Considerando un arco più ampio di microbanche, che non si rivolgono
solo ai poverissimi, i destinatari di microcrediti arriverebbero a
55 milioni. Ciò nonostante a New York, fra i tremila delegati
di 140 paesi, è stata espressa più di una preoccupazione.
Musaka Kumar dell'organizzazione indiana Share ha ricordato che pur
essendo in India 7 milioni le persone raggiunte dal microcredito,
sono 400 milioni - su 1 miliardo di abitanti - coloro che nel paese
vivono sotto la soglia di povertà. Evelyn Grandi, di Credito
con Educación Rural (Bolivia), ha sottolineato gli impedimenti
legali che ancora ostacolano la microfinanza, ad esempio i persistenti
obblighi di chiedere garanzie reali ai destinatari dei prestiti.

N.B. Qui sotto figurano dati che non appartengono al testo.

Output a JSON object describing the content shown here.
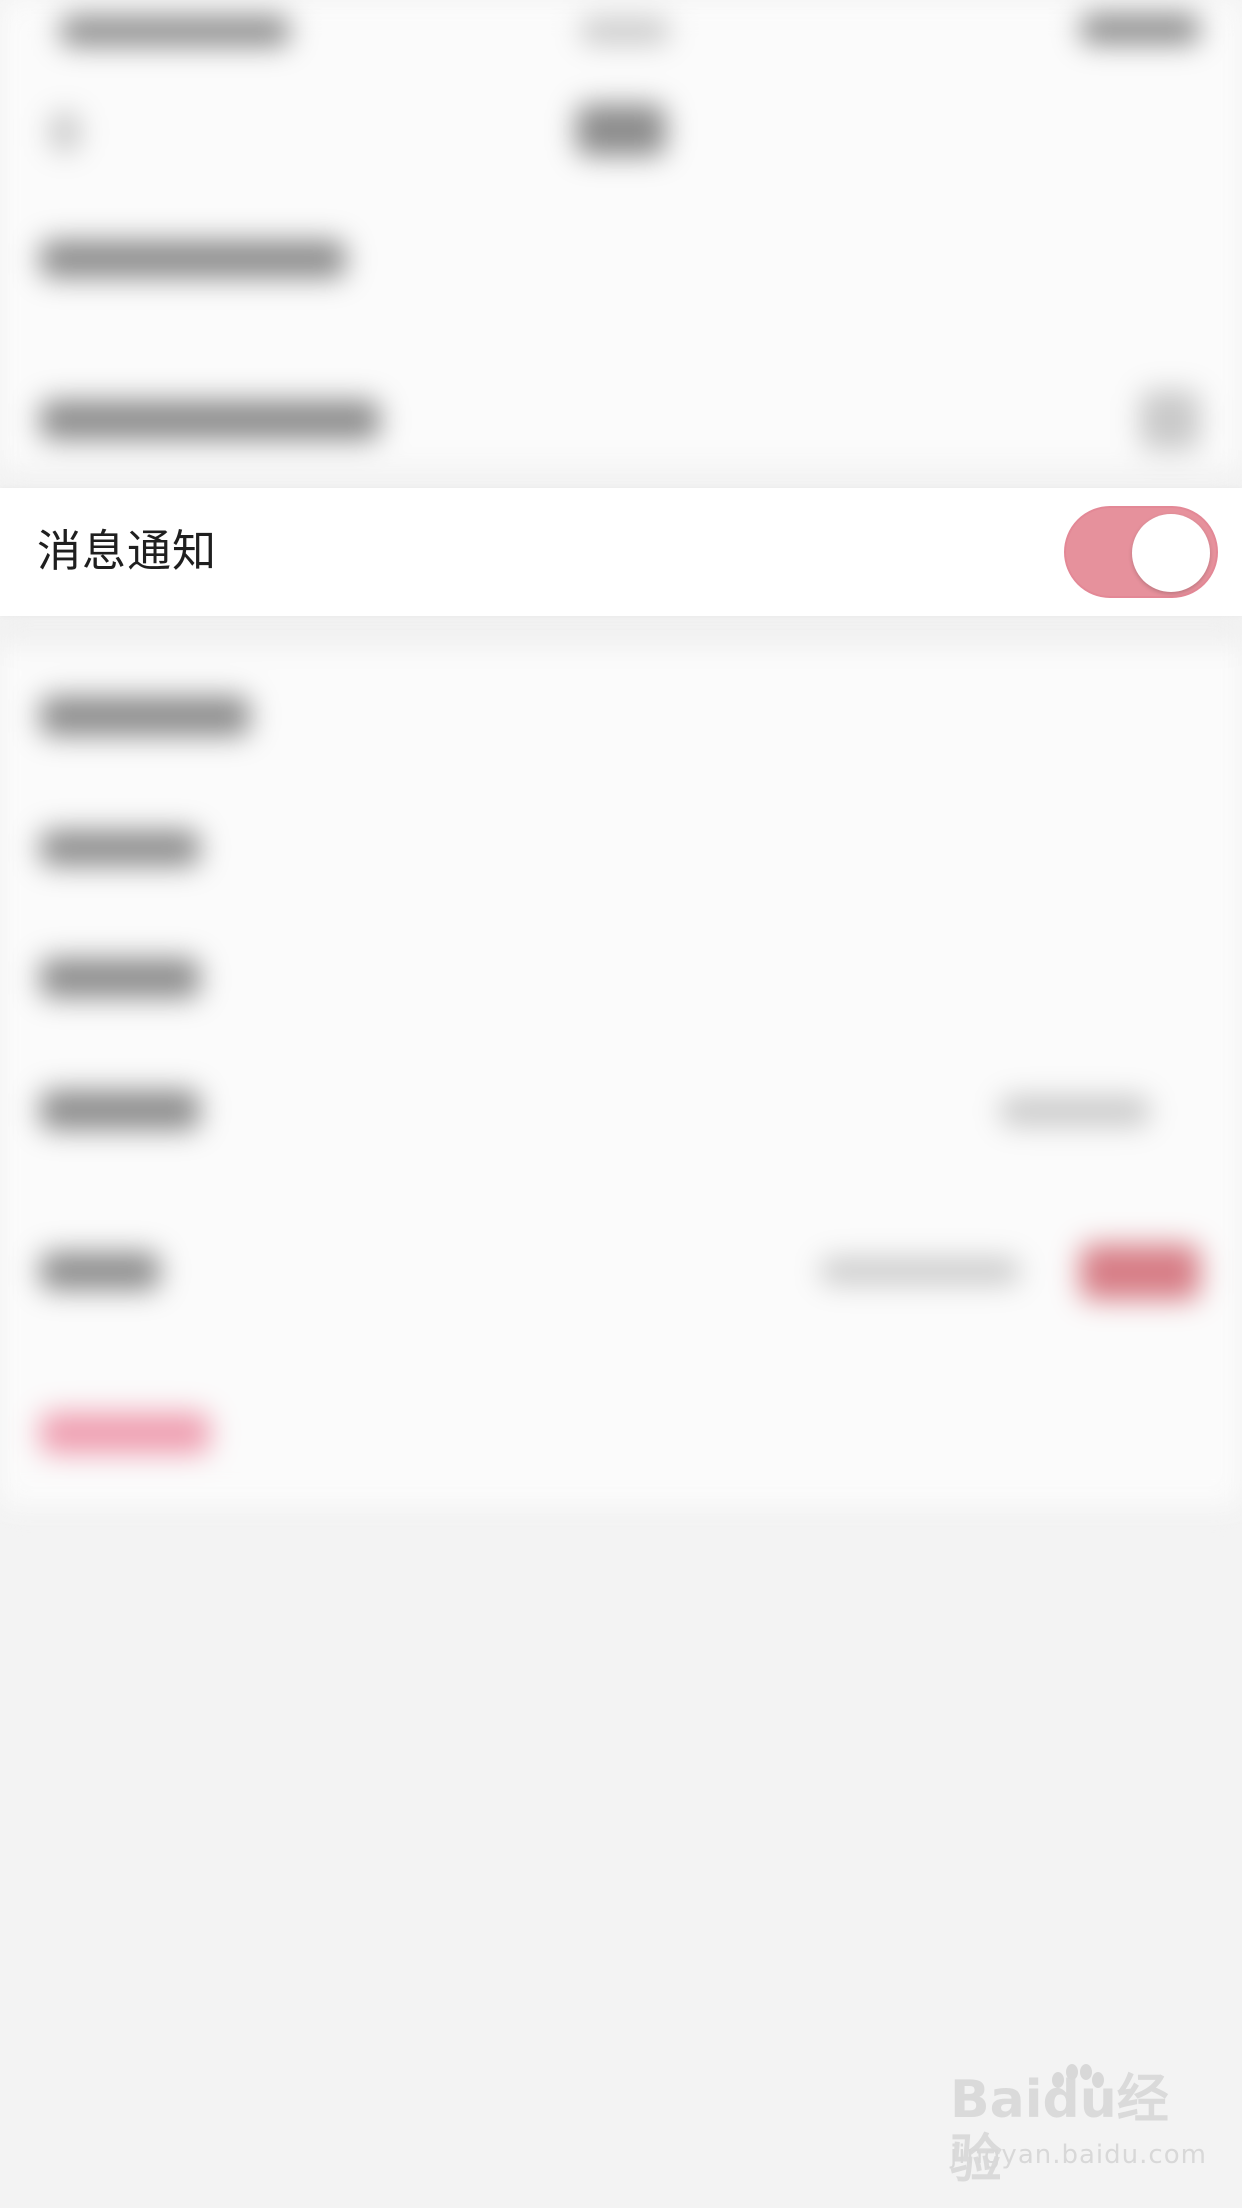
{
  "settings": {
    "notification_row": {
      "label": "消息通知",
      "toggle_on": true
    }
  },
  "watermark": {
    "brand": "Baidu经验",
    "url": "jingyan.baidu.com"
  },
  "colors": {
    "accent_pink": "#e6919c",
    "page_bg": "#f3f3f3",
    "row_bg": "#ffffff"
  }
}
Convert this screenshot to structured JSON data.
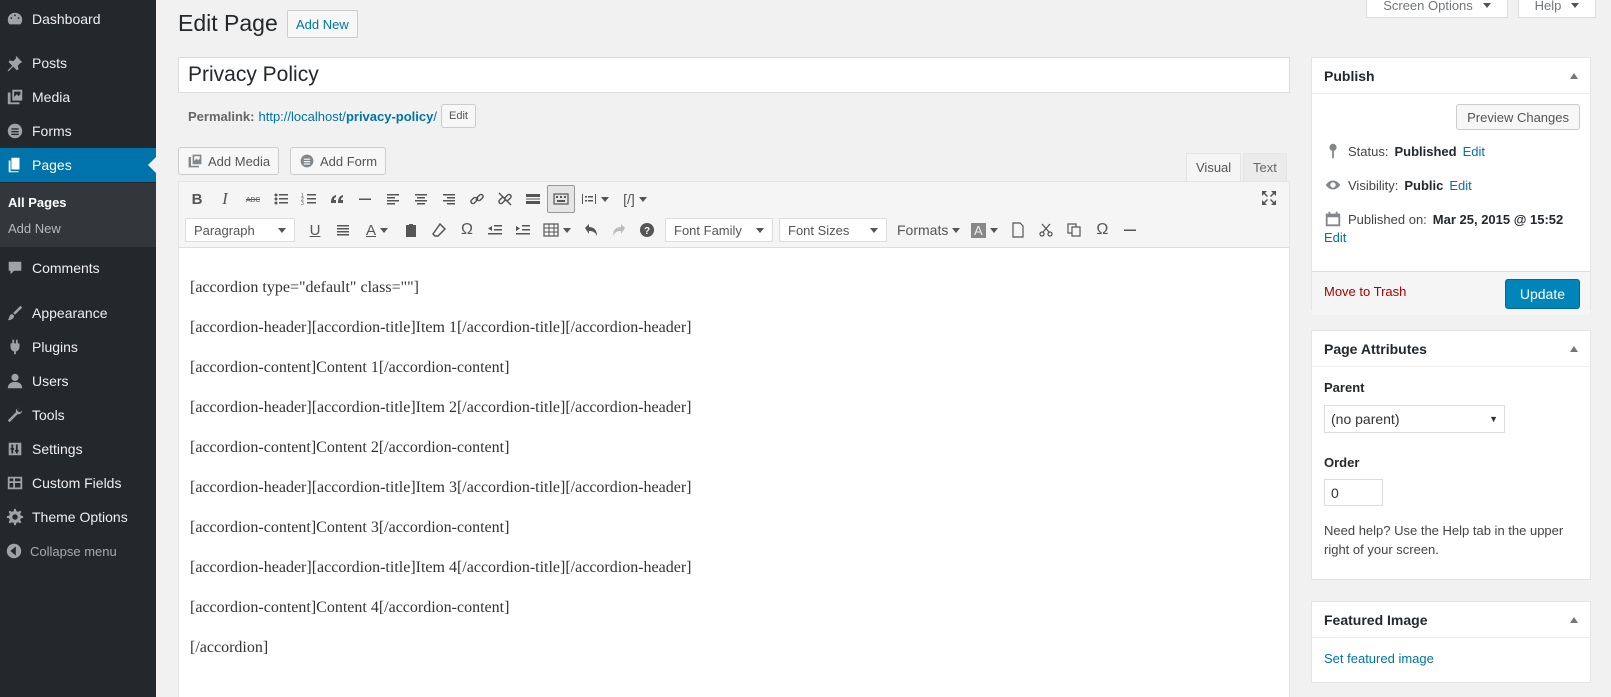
{
  "sidebar": {
    "items": [
      {
        "label": "Dashboard",
        "icon": "dashboard-icon"
      },
      {
        "label": "Posts",
        "icon": "pin-icon"
      },
      {
        "label": "Media",
        "icon": "media-icon"
      },
      {
        "label": "Forms",
        "icon": "forms-icon"
      },
      {
        "label": "Pages",
        "icon": "pages-icon"
      },
      {
        "label": "Comments",
        "icon": "comment-icon"
      },
      {
        "label": "Appearance",
        "icon": "brush-icon"
      },
      {
        "label": "Plugins",
        "icon": "plug-icon"
      },
      {
        "label": "Users",
        "icon": "user-icon"
      },
      {
        "label": "Tools",
        "icon": "wrench-icon"
      },
      {
        "label": "Settings",
        "icon": "settings-icon"
      },
      {
        "label": "Custom Fields",
        "icon": "table-icon"
      },
      {
        "label": "Theme Options",
        "icon": "gear-icon"
      }
    ],
    "submenu": [
      "All Pages",
      "Add New"
    ],
    "collapse_label": "Collapse menu"
  },
  "top": {
    "screen_options": "Screen Options",
    "help": "Help"
  },
  "header": {
    "title": "Edit Page",
    "add_new": "Add New"
  },
  "post": {
    "title": "Privacy Policy",
    "permalink_label": "Permalink:",
    "permalink_base": "http://localhost/",
    "permalink_slug": "privacy-policy",
    "permalink_end": "/",
    "permalink_edit": "Edit"
  },
  "media_buttons": {
    "add_media": "Add Media",
    "add_form": "Add Form"
  },
  "editor_tabs": {
    "visual": "Visual",
    "text": "Text"
  },
  "toolbar": {
    "format_select": "Paragraph",
    "font_family": "Font Family",
    "font_sizes": "Font Sizes",
    "formats": "Formats",
    "shortcode_label": "[/]"
  },
  "content": [
    "[accordion type=\"default\" class=\"\"]",
    "[accordion-header][accordion-title]Item 1[/accordion-title][/accordion-header]",
    "[accordion-content]Content 1[/accordion-content]",
    "[accordion-header][accordion-title]Item 2[/accordion-title][/accordion-header]",
    "[accordion-content]Content 2[/accordion-content]",
    "[accordion-header][accordion-title]Item 3[/accordion-title][/accordion-header]",
    "[accordion-content]Content 3[/accordion-content]",
    "[accordion-header][accordion-title]Item 4[/accordion-title][/accordion-header]",
    "[accordion-content]Content 4[/accordion-content]",
    "[/accordion]"
  ],
  "publish": {
    "title": "Publish",
    "preview": "Preview Changes",
    "status_label": "Status:",
    "status_value": "Published",
    "visibility_label": "Visibility:",
    "visibility_value": "Public",
    "published_label": "Published on:",
    "published_value": "Mar 25, 2015 @ 15:52",
    "edit": "Edit",
    "trash": "Move to Trash",
    "update": "Update"
  },
  "attributes": {
    "title": "Page Attributes",
    "parent_label": "Parent",
    "parent_value": "(no parent)",
    "order_label": "Order",
    "order_value": "0",
    "help": "Need help? Use the Help tab in the upper right of your screen."
  },
  "featured": {
    "title": "Featured Image",
    "link": "Set featured image"
  },
  "colors": {
    "sidebar": "#23282d",
    "accent": "#0073aa",
    "update_button": "#0085ba",
    "trash": "#aa0000"
  }
}
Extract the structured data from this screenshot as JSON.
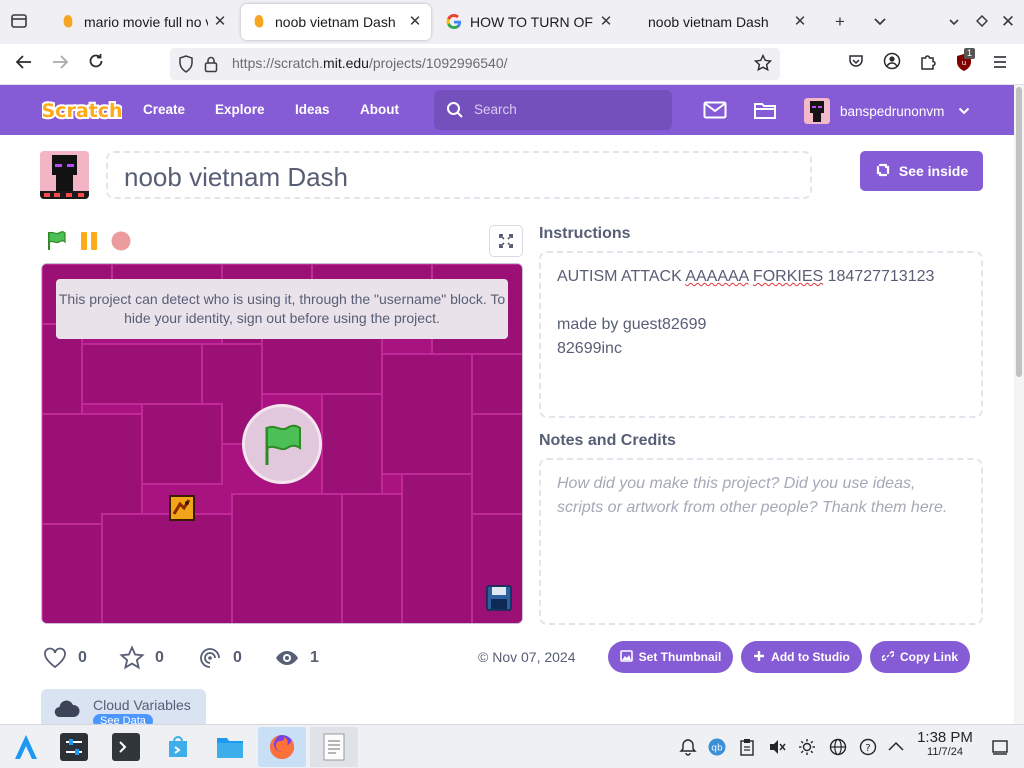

Secondo Elizabeth Littlefield, esperta della Banca Mondiale, "l'interesse
dei donatori alla microfinanza appare in diminuzione". Ma oltre
quello dei donatori, anche l'orientamento del sistema bancario ufficiale
è ancora lontano dal prendere sul serio i milioni di microimprese
e di potenziali sistemi produttivi locali dei paesi poveri. Secondo
l'ultimo World Development Report 2002 della Banca Mondiale, non solo
i paesi dove si vive con un dollaro al giorno ricevono solo l'1,1%
del credito mondiale, ma anche i paesi a medio reddito, considerati
emergenti, che producono il 16,3% della ricchezza mondiale devono
contentarsi del 5,5% del credito totale.
Da questo punto di vista, l'intervento a New York del Segretario al
Tesoro Usa Paul O'Neill, pur pieno di elogi per la microfinanza e
per il suo approccio di mercato, ha confermato che il massimo sforzo
dell'amministrazione Bush in questo senso sarà il modesto "Millennium
Challenge Account", l'incremento già annunciato degli
aiuti allo sviluppo, condizionati, ha detto O'Neill, "ad un ambiente
sociale che comprenda il rispetto delle leggi e dei contratti e la
lotta alla corruzione".
A fronte di questo scenario, acquista più importanza l'incremento
del risparmio dei poveri come fonte di risorse per le microbanche.
Dopo un avvio spesso legato a donazioni di ong o fondazioni dei paesi
ricchi, oggi in molte organizzazioni di microfinanza si accresce il
peso del risparmio volontario dei microimprenditori e della popolazione
in generale. Piccole cifre individuali che però messe insieme
diventano rilevanti.
Esaminando i dati delle istituzioni del Microfinance Network, una
delle reti attualmente esistenti, si può notare come nel caso
delle banche tradizionali "riconvertite" al microcredito
(Bri Indonesia, Cerudeb Uganda, Citi Savings and Loans Ghana) il risparmio
fosse già da prima superiore ai crediti - il problema semmai
era impiegare - mentre gli organismi più giovani, partiti soprattutto
con i microprestiti, stanno rapidamente recuperando sul versante della
raccolta. I contadini del Mali serviti da Kafo Jiginew riescono ormai
a mettere da parte risparmio sufficiente (l'equivalente di 5 milioni
di dollari) per sostenere i crediti della loro microbanca (5,4 milioni
di dollari). Il problema è che da quelle parti sarebbe utile
anche un po' di risparmio proveniente dal mondo ricco.